En 1942, Monsieur Guilbaud, que l’on appelait Pépé, prend sa retraite et va s’installer dans un autre village, Le Cellier en Loire-Atlantique où vivent ses enfants. Là, Monique commence à aller à l’école dans une école catholique. Chez les Guilbaud, Monique est choyée et Madeleine s’occupe d’elle comme d’une petite sœur.
Pendant cette période, les parents Covrigaru s’étaient réfugiés dans le Massif Central à Mandailles Saint-Julien où ils vivaient de petits travaux.
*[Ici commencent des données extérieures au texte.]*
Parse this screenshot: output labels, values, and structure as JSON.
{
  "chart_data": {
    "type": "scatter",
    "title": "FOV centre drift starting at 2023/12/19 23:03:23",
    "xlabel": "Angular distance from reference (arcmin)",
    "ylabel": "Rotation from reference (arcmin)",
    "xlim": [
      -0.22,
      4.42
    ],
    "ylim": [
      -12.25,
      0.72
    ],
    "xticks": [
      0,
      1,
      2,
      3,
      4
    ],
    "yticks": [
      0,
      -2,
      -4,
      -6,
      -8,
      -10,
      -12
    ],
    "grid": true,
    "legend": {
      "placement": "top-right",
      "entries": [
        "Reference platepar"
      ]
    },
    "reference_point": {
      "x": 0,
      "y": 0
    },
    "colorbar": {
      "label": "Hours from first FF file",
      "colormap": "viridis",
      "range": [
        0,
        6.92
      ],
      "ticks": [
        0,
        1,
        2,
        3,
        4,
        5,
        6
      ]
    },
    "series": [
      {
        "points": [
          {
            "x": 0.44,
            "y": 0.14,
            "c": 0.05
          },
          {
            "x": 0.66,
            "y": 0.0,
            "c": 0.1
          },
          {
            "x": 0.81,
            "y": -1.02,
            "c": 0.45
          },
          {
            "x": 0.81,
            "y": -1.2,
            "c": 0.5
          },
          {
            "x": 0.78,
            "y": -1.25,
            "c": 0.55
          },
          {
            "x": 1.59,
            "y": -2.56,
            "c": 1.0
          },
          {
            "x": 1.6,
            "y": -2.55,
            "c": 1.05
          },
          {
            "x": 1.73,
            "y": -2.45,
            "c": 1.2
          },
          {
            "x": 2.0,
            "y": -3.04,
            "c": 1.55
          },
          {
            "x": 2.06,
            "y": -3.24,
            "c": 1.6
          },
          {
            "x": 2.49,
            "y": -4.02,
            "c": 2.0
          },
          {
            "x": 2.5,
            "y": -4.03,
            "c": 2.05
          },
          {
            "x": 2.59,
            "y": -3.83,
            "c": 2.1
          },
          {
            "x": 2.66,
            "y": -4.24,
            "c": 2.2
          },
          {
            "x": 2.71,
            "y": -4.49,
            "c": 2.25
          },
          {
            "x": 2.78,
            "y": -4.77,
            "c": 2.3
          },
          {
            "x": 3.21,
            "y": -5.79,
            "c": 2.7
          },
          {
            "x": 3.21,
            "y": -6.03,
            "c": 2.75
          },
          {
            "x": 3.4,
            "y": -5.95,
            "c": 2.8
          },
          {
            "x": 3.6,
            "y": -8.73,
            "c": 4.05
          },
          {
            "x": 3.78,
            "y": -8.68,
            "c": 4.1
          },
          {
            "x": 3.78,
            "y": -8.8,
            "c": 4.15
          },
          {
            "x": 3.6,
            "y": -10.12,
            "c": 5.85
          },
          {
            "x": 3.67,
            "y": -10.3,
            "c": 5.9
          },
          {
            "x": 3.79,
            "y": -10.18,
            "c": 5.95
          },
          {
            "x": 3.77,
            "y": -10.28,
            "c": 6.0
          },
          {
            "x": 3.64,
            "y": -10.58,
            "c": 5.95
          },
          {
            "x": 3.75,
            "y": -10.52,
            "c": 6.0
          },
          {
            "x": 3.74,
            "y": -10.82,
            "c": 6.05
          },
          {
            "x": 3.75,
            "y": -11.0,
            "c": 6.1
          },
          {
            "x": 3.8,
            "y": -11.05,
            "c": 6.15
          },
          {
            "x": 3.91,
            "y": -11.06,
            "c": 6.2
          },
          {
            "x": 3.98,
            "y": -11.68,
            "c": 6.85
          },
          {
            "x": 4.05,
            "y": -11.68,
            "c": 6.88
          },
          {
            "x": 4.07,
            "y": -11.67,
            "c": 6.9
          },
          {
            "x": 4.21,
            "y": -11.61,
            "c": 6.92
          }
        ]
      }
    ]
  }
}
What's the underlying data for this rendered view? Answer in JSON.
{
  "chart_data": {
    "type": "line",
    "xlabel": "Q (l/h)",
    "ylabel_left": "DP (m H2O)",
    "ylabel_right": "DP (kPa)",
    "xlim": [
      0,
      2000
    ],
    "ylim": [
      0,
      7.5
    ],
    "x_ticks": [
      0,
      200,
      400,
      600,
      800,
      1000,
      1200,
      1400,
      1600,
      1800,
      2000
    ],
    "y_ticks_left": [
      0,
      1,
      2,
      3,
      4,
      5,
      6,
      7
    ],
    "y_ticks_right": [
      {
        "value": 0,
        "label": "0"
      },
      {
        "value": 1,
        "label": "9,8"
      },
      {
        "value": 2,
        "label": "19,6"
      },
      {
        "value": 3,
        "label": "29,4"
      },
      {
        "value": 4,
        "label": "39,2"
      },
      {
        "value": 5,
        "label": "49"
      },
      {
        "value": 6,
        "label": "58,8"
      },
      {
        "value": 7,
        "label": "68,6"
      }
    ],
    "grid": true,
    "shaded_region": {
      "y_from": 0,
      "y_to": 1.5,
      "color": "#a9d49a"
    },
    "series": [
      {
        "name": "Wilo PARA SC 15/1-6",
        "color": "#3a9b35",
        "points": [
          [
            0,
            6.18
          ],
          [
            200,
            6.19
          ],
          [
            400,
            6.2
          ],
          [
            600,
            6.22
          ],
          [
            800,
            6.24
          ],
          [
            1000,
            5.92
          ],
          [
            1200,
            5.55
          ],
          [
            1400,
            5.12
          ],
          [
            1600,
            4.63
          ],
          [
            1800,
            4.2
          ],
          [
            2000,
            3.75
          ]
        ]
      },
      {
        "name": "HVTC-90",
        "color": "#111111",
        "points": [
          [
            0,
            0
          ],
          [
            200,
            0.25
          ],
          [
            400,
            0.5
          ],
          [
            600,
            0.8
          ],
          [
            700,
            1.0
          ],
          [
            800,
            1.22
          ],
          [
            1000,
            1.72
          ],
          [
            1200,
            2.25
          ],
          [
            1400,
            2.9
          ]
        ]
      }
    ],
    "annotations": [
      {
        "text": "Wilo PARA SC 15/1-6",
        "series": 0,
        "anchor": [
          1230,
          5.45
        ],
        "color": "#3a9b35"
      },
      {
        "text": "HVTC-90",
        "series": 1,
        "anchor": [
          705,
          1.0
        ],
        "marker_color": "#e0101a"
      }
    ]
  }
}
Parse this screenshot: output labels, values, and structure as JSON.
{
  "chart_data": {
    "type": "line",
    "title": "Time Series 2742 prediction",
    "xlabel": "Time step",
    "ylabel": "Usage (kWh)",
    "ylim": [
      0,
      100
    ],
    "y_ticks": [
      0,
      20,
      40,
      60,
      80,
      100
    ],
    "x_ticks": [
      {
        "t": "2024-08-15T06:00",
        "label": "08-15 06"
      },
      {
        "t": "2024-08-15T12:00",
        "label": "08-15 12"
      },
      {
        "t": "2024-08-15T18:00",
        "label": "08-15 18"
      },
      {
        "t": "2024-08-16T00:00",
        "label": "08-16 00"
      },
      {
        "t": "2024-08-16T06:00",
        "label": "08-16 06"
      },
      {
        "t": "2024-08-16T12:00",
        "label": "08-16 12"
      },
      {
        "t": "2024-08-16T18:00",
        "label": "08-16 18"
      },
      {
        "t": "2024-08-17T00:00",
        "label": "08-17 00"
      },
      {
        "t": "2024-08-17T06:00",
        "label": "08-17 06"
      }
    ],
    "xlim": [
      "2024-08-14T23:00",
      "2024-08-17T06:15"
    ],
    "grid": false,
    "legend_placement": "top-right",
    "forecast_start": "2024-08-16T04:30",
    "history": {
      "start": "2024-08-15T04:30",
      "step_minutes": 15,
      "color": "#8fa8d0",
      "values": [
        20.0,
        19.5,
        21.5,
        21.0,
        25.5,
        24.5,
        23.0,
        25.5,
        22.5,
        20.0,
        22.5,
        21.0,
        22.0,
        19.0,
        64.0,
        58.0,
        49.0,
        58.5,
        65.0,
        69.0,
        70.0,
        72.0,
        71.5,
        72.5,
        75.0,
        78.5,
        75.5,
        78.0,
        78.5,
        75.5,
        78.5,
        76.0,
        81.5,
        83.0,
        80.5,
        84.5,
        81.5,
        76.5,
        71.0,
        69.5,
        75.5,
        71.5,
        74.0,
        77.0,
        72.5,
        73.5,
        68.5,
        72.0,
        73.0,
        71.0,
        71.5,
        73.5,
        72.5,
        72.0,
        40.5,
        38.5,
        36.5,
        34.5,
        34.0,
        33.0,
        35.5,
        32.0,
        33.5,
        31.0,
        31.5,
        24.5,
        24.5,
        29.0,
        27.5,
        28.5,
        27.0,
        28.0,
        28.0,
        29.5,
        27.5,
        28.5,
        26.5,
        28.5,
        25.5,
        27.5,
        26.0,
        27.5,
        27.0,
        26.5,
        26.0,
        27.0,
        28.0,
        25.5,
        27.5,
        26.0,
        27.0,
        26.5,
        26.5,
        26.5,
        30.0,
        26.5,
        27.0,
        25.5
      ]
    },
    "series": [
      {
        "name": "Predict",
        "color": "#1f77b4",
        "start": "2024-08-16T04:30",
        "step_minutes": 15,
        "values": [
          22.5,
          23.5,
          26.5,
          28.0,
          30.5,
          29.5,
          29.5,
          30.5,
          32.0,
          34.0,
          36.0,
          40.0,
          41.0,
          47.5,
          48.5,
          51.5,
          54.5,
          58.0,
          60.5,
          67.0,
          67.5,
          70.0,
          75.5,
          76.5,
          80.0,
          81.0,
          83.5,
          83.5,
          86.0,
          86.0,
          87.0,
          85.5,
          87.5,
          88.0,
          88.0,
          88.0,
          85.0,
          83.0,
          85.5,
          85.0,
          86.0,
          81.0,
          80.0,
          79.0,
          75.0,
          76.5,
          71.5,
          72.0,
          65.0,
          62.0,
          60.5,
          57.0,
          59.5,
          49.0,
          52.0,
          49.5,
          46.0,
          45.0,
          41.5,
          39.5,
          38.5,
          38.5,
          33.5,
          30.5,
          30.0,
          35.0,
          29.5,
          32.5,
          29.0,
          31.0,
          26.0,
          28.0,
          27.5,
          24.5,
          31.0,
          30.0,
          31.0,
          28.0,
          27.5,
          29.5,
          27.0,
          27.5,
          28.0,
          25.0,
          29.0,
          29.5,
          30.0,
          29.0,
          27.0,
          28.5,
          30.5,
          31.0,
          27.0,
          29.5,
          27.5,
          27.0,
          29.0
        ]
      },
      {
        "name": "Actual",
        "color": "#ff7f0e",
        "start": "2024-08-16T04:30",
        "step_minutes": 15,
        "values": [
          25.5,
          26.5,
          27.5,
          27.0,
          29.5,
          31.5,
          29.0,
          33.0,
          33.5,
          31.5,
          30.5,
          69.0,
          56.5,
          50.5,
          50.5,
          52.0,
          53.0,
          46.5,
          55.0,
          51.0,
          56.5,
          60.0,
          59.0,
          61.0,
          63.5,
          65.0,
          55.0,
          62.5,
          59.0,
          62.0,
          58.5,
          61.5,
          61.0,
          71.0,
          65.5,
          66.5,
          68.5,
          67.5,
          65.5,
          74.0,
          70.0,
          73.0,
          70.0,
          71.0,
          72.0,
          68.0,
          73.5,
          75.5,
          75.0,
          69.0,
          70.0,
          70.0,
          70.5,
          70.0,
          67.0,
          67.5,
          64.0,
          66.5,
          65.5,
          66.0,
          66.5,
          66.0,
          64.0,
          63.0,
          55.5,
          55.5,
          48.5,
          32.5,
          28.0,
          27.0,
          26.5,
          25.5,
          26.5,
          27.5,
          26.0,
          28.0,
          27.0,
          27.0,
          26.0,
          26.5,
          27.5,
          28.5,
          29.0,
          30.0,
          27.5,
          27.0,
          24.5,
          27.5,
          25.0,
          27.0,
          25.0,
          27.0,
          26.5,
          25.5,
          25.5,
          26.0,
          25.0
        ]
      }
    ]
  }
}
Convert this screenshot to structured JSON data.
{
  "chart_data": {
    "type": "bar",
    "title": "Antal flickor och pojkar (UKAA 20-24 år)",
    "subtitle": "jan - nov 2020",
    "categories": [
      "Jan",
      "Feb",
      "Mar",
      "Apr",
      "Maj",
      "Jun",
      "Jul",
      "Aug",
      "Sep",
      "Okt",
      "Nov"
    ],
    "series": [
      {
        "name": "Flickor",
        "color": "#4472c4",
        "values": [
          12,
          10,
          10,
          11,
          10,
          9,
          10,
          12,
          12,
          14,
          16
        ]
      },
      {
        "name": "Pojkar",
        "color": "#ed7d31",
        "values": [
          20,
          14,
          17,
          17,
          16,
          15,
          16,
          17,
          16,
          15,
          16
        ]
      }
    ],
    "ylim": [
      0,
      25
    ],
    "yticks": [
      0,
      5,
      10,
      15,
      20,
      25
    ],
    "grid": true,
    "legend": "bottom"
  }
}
A l’été 1943, Madeleine emmène Monique voir ses parents à Mandailles. Monique reste avec eux jusqu’à Noël 1943. Mais il y a dans le village un camp de prisonnier juifs et les Allemands recherchent aussi les résistants et notamment le directeur de l’école. La situation devient dangereuse. Une nouvelle fois, Madeleine et Yvette viennent chercher Monique qui reste chez les Guilbaud jusqu’à la Libération à l’été 1944.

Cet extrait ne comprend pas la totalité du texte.